Nous prenons la décision de nous rendre à notre prochain hébergement, Lourdata, puis reflechir à une solution de rapatriement ou pas en fonction de la suite.
Arrivée sur Lourdhata

Mercredi 9 et jeudi 10 mai
Mercredi : Le traitement de choc pour l’allergie de Betty fait son effet.
Avons bien pris possession de notre nouvel appartement et y restons normalement jusqu’au 14 mai.
Nous avons notre balcon avec une magnifique vue sur la mer Ionienne. Les propriétaires entretiennent les lieux avec beaucoup de soin. Bel accueil avec des fleurs.




Nous profitons de la superbe plage juste en dessous de l’appart. Eau à 22/23° turquoise. Le bonheur…

Le soir nous irons diner dans une taverne toute proche où les patrons sont super gentils.

Jeudi : visite en moto de plusieurs villages, et petits ports autour de Lourdhata sans oublier la salade grecque et les courgettes frites. Humm





Vendredi 11 et samedi 12 mai 2018
Toujours du beau temps. Une météo très agréable. La mer est un régal, pas trop de monde.

Cela fait 1 mois demain que nous sommes partis et n’avons eu qu’un seul jour de pluie, nous étions sur le bateau pour la traversée Italie-Grèce. Pourvu que ça dure…
Continuons notre visite de l’île en commençant par le point culminant : le Mont Ainos 1 628 m. Magnifiques routes, pistes, paysages et des vues époustouflantes. On peut voir l’île de Zante et les autres iles ioniennes, le Péloponnèse. Lorsque l’Etna est en irruption il parait qu’il est visible depuis là.
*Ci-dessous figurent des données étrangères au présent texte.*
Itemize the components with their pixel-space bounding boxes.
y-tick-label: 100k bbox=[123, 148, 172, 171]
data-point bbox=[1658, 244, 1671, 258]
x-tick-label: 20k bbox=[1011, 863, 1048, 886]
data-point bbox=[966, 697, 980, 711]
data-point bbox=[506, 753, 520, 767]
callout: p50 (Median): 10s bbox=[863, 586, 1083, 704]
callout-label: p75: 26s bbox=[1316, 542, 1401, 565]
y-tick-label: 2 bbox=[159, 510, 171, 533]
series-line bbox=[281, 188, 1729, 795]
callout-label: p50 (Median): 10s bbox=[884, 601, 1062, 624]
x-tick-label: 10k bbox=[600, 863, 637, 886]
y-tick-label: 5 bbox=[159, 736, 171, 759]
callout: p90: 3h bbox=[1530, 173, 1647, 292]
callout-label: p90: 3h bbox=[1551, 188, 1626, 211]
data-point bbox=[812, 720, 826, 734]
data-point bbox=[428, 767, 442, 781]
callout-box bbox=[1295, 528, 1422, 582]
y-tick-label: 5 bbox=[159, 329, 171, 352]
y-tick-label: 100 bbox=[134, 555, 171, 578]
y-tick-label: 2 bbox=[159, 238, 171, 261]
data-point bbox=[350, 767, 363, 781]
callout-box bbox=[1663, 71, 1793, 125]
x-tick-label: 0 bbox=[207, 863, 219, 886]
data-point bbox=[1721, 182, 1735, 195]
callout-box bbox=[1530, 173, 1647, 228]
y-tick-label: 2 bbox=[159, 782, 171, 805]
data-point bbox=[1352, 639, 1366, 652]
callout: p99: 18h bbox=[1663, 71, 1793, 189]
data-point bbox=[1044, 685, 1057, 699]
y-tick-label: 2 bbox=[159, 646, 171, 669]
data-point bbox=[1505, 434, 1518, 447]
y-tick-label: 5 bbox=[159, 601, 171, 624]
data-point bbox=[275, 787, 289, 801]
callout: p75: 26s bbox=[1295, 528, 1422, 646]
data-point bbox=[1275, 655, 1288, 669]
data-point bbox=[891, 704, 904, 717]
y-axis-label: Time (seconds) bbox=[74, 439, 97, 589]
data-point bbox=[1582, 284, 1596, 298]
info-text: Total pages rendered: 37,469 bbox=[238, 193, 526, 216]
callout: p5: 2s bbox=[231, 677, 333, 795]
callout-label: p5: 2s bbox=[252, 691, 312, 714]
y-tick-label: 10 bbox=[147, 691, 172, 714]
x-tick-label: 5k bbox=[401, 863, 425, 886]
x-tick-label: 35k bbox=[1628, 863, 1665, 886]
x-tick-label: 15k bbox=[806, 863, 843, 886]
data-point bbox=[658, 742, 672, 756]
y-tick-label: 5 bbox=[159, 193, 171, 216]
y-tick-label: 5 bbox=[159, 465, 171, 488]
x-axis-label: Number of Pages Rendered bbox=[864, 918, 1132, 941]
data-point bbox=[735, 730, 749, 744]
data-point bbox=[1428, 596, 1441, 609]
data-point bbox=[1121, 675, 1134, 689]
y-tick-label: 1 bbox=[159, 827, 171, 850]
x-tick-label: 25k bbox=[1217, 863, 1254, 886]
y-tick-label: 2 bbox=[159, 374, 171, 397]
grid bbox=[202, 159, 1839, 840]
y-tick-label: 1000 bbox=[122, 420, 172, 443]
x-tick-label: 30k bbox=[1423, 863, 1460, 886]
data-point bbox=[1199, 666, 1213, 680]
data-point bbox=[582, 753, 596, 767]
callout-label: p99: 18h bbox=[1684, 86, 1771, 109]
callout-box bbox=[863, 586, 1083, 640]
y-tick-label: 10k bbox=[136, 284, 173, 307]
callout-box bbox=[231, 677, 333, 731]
Visite du Monastère Agiou Gerasimo.


Et avant le dîner dans la superbe taverne Klimatis, petit passage par la piscine de notre appart.


Dimanche 13, lundi 14 et mardi 15
Après avoir demander aux proprios si il y avait de la place, nous décidons de prolonger de 2 jours notre séjour sur l’île de Cephalonie.

Le nord de l’île est recouverte de cyprès.

Mercredi 16 mai. Départ de l’île de Cephalonie via la montagne grecque
406 km
Nous quittons la mer ionienne pour rejoindre le village de Monodendri dans la montagne à 1 060 m d’altitude.

Pause de midi à Rio juste avant le pont de Patras.
Arrivée à 18h30 à notre hôtel en traversant des paysages du parc National assez grandioses juste à côté des gorges de Vikos (les plus profondes d’Europe).



Nous parvenons à pied à un point de vue sur le canyon. Un peu tard pour la lumière mais impressionnant quand même.